第9話 Daily Life: Masquerade(仮面の下)
翌日の放課後。
西日が差し込む教室で、
『生体アラート。血糖値が低下しています。……昨日の戦闘で消費したカロリーが補填されていません』
脳内でシアンが警告してくる。
和也は溜息交じりに、財布の中身を確認した。
残金、2,500ギフト。
数日前に400万稼いだ男の財布とは思えない惨状だ。
全部、あの「黒いブーツ」と「狐のマスク」に消えた。
しかも昨日は、あの**「Sランク(幼馴染)」**との戦闘&逃走劇で、稼ぎはゼロ。収支はマイナスだ。
「……わかってるよ。今夜の配信で稼ぐ」
『当然です。昨日の戦闘データの解析も終わりました。次はもっと効率的に動けますよ』
そんな思考会話をしていると、教室のドアが開き、凛とした足音が近づいてきた。
空気が冷える。
和也は顔を上げずとも、それが誰だか分かった。
「……赤坂」
事務的な、感情を排した声。
机の前に立ったのは、完璧に制服を着こなした黒髪の少女――鳴神 光莉だ。
彼女は生徒会の腕章を巻き、手にはバインダーを持っている。
その表情は硬い。昨日の「黒狐」を取り逃がした苛立ちが、まだ残っているのかもしれない。
「進路調査票、まだ未提出です」
「ああ……忘れてた」
「忘れていた、ですか」
光莉の紫電の瞳が、冷ややかに和也を射抜く。
そこにあるのは、かつての幼馴染に向ける温かさではない。
ただの「問題児」を見る、冷徹な評価だ。
「パーティを解雇されたそうですね。……次はどうするつもりですか? ソロでFランクのまま、野垂れ死ぬ気?」
「……お前には関係ないだろ」
「生徒会役員としての業務です。個人的な感情はありません」
彼女は淡々と言い放つ。
その瞳に揺らぎはない。本心から「どうでもいい」と思っているのか、それとも鉄壁の理性で蓋をしているのか。

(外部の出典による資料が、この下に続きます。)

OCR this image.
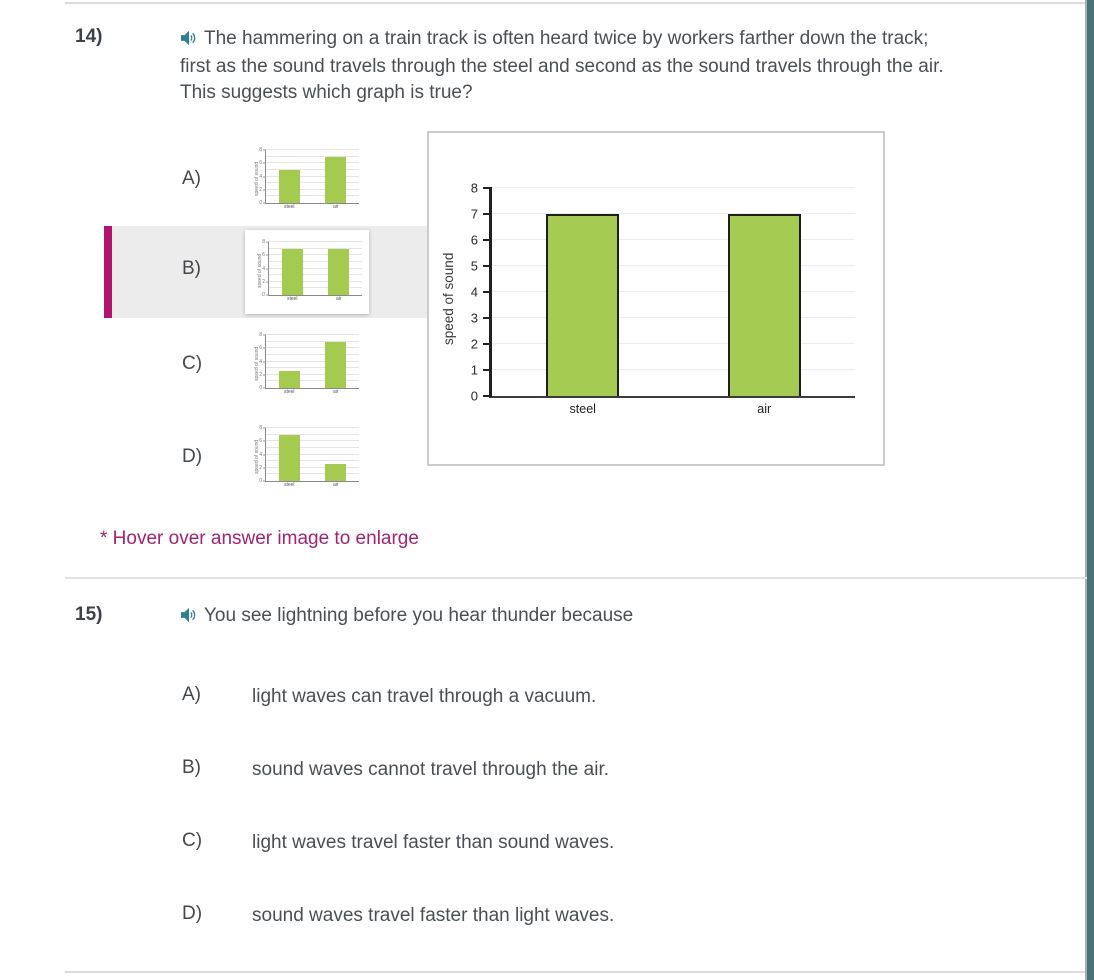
14)	The hammering on a train track is often heard twice by workers farther down the track;
first as the sound travels through the steel and second as the sound travels through the air.
This suggests which graph is true?
A)	speed of sound
0
2
4
6
8
steel	air
B)	speed of sound
0
2
4
6
8
steel	air
C)	speed of sound
0
2
4
6
8
steel	air
D)	speed of sound
0
2
4
6
8
steel	air
speed of sound
0
1
2
3
4
5
6
7
8
steel	air
* Hover over answer image to enlarge
15)	You see lightning before you hear thunder because
A)	light waves can travel through a vacuum.
B)	sound waves cannot travel through the air.
C)	light waves travel faster than sound waves.
D)	sound waves travel faster than light waves.
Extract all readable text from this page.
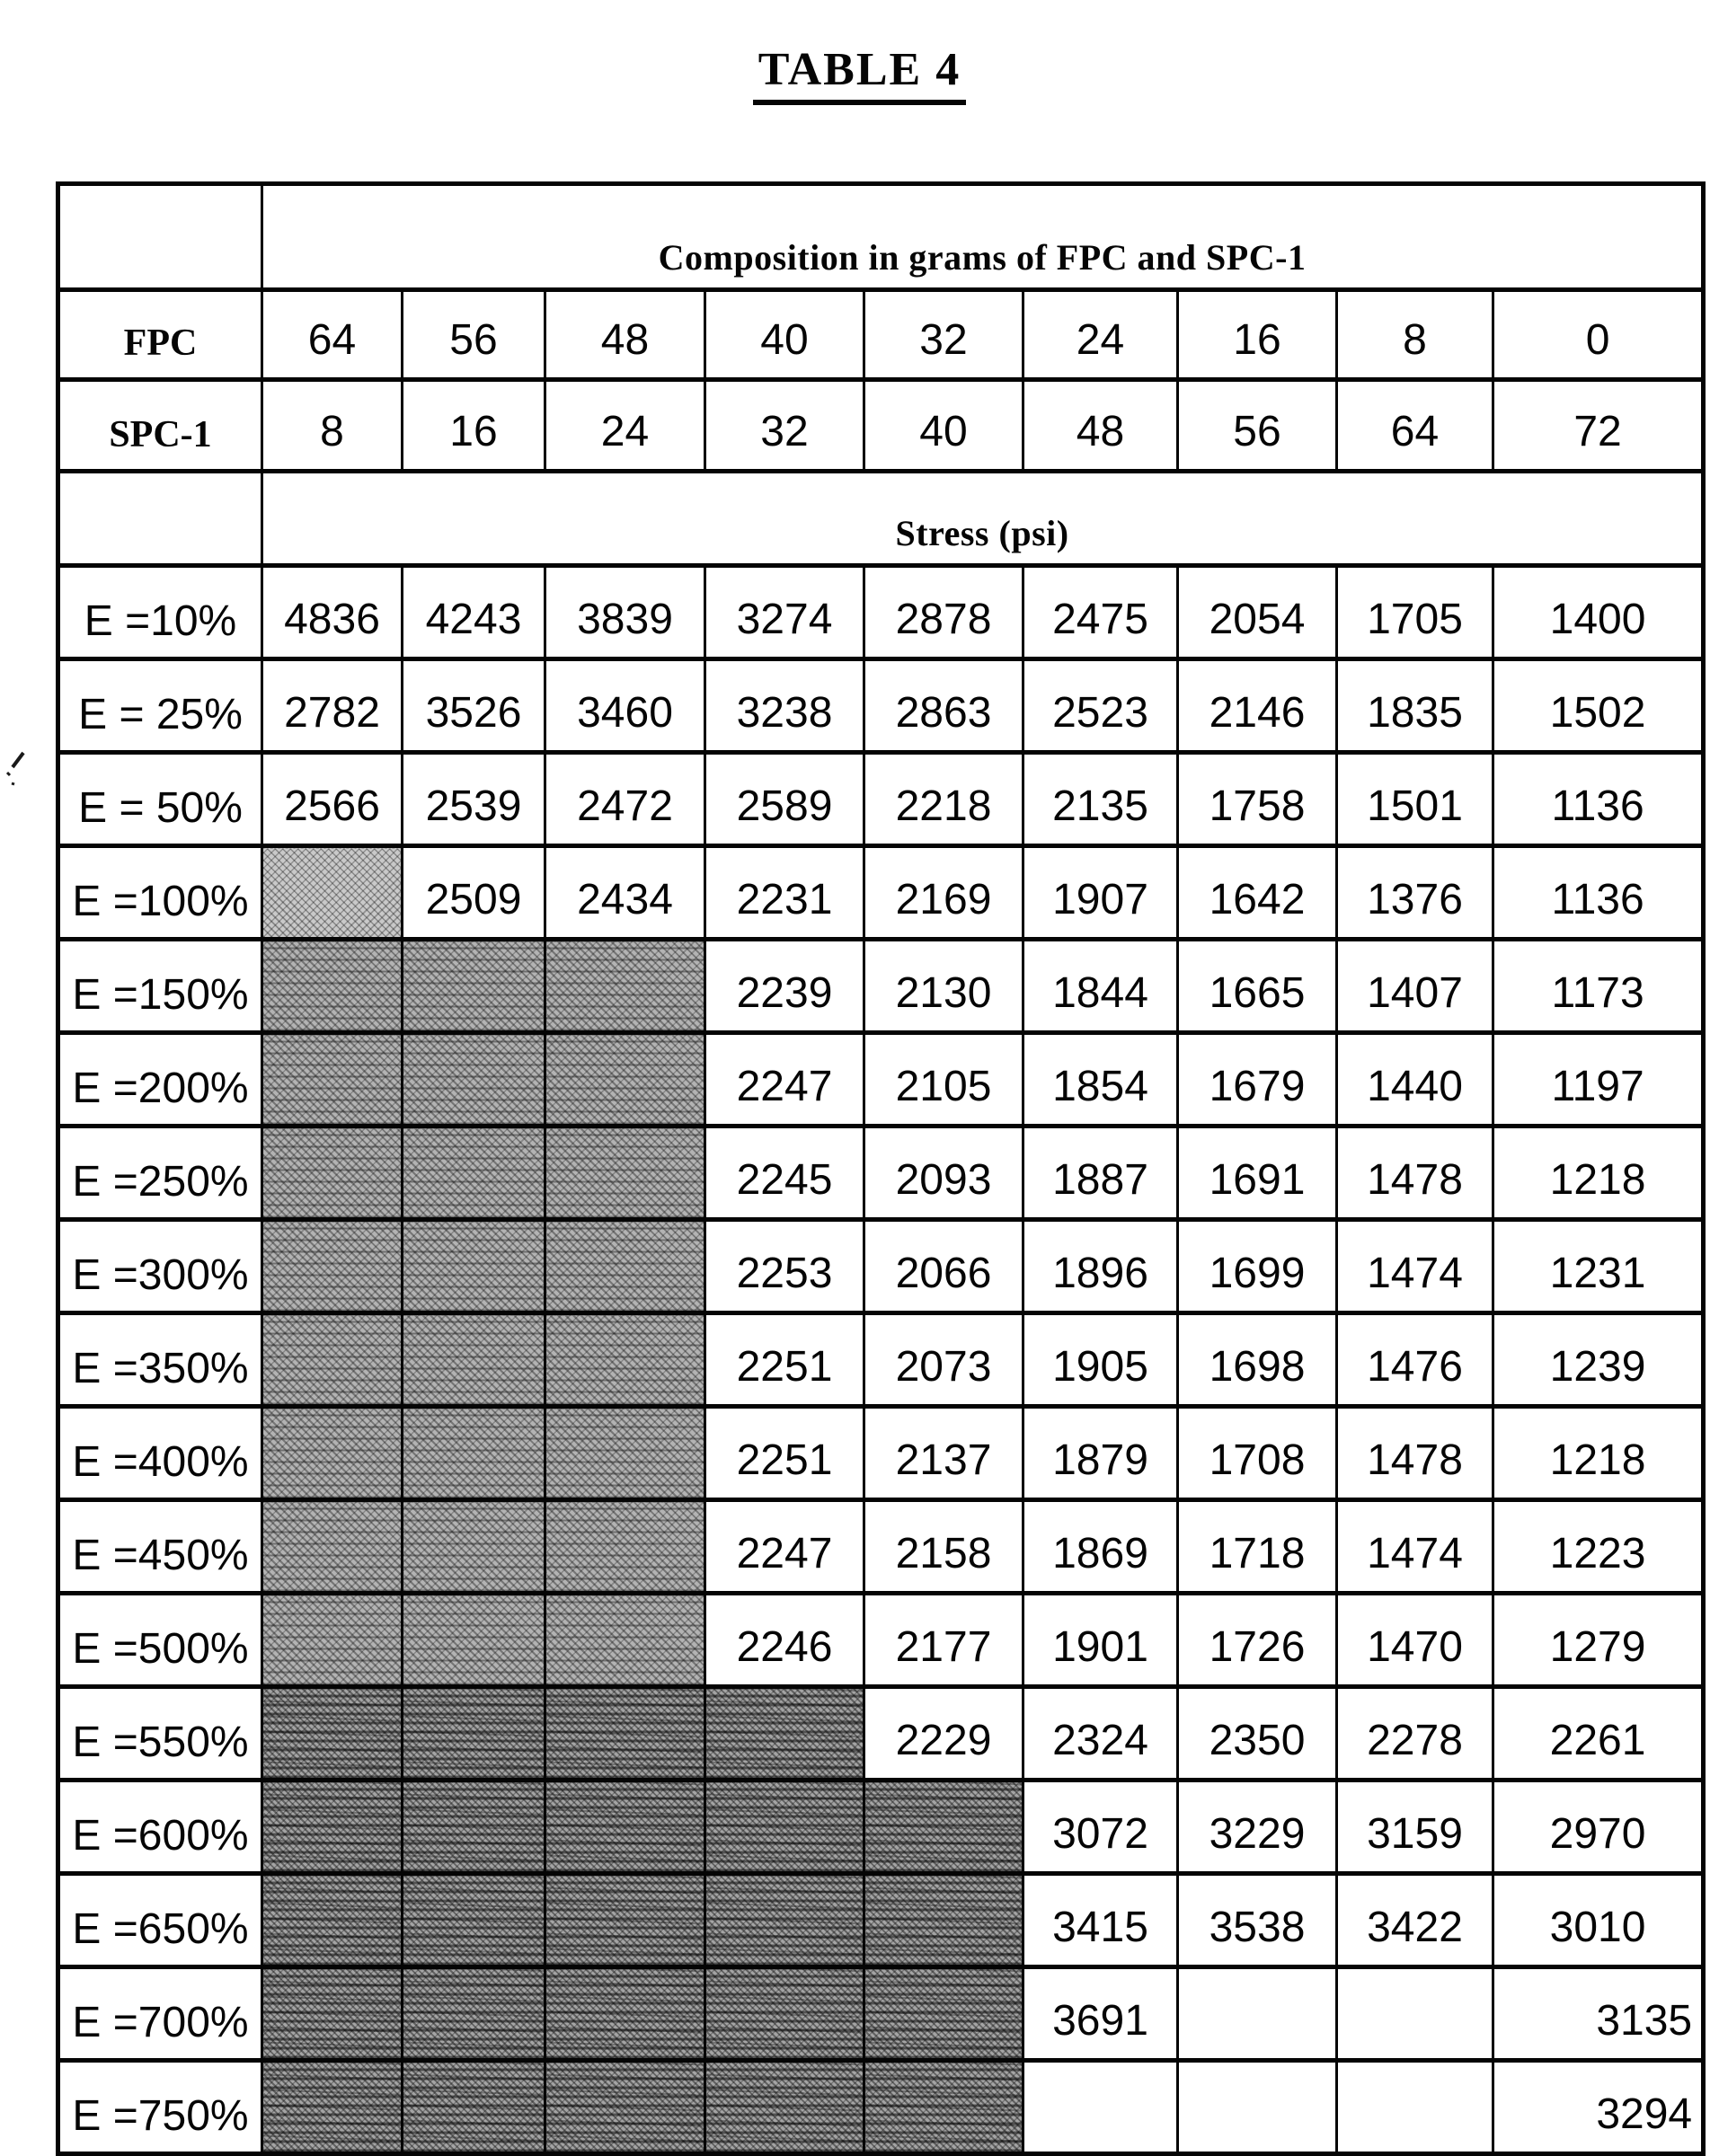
TABLE 4
	Composition in grams of FPC and SPC-1								
FPC	64	56	48	40	32	24	16	8	0
SPC-1	8	16	24	32	40	48	56	64	72
	Stress (psi)								
E =10%	4836	4243	3839	3274	2878	2475	2054	1705	1400
E = 25%	2782	3526	3460	3238	2863	2523	2146	1835	1502
E = 50%	2566	2539	2472	2589	2218	2135	1758	1501	1136
E =100%		2509	2434	2231	2169	1907	1642	1376	1136
E =150%				2239	2130	1844	1665	1407	1173
E =200%				2247	2105	1854	1679	1440	1197
E =250%				2245	2093	1887	1691	1478	1218
E =300%				2253	2066	1896	1699	1474	1231
E =350%				2251	2073	1905	1698	1476	1239
E =400%				2251	2137	1879	1708	1478	1218
E =450%				2247	2158	1869	1718	1474	1223
E =500%				2246	2177	1901	1726	1470	1279
E =550%					2229	2324	2350	2278	2261
E =600%						3072	3229	3159	2970
E =650%						3415	3538	3422	3010
E =700%						3691			3135
E =750%									3294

「あなたの成績と適性値(シリウス)では、探索者としての将来性はありません。……無駄な足掻きはやめて、現実的な進路を選ぶことを推奨します」
事実だけの通告。
かつて「最強」を目指した幼馴染に対する、引導を渡すような言葉。
「明日までに提出してください。……失礼します」
光莉は踵を返し、教室を出て行った。
その背中には、昨日の戦闘で見せた「鬼神」のような覇気はなく、ただ冷たい拒絶だけがあった。
『……面倒な個体ですね。彼女、昨日の戦闘で貴方に撒かれたことを、相当根に持っていますよ』
シアンが愉快そうに分析する。
「やめろ。……あいつにとって俺は、『落ちこぼれの同級生(赤坂)』でしかないんだ」
和也は自嘲気味に笑った。
光莉は知らない。
彼女が血眼になって探しているS級監視対象「黒狐」が、目の前にいた「無能な赤坂」だということを。
そして俺も、彼女に正体を明かすつもりはない。
バレれば、俺の自由も、シアンとの契約も、すべてが終わる。
「行くぞ、シアン。……稼ぎ時だ」
『了解(ラジャー)。本日の目標収益、100万ギフト。……サボったら、脳内にノイズを流しますよ』
和也は鞄を掴み、逃げるように教室を後にした。
すれ違い続ける二つの仮面。
その距離がゼロになる時は、まだ来ない。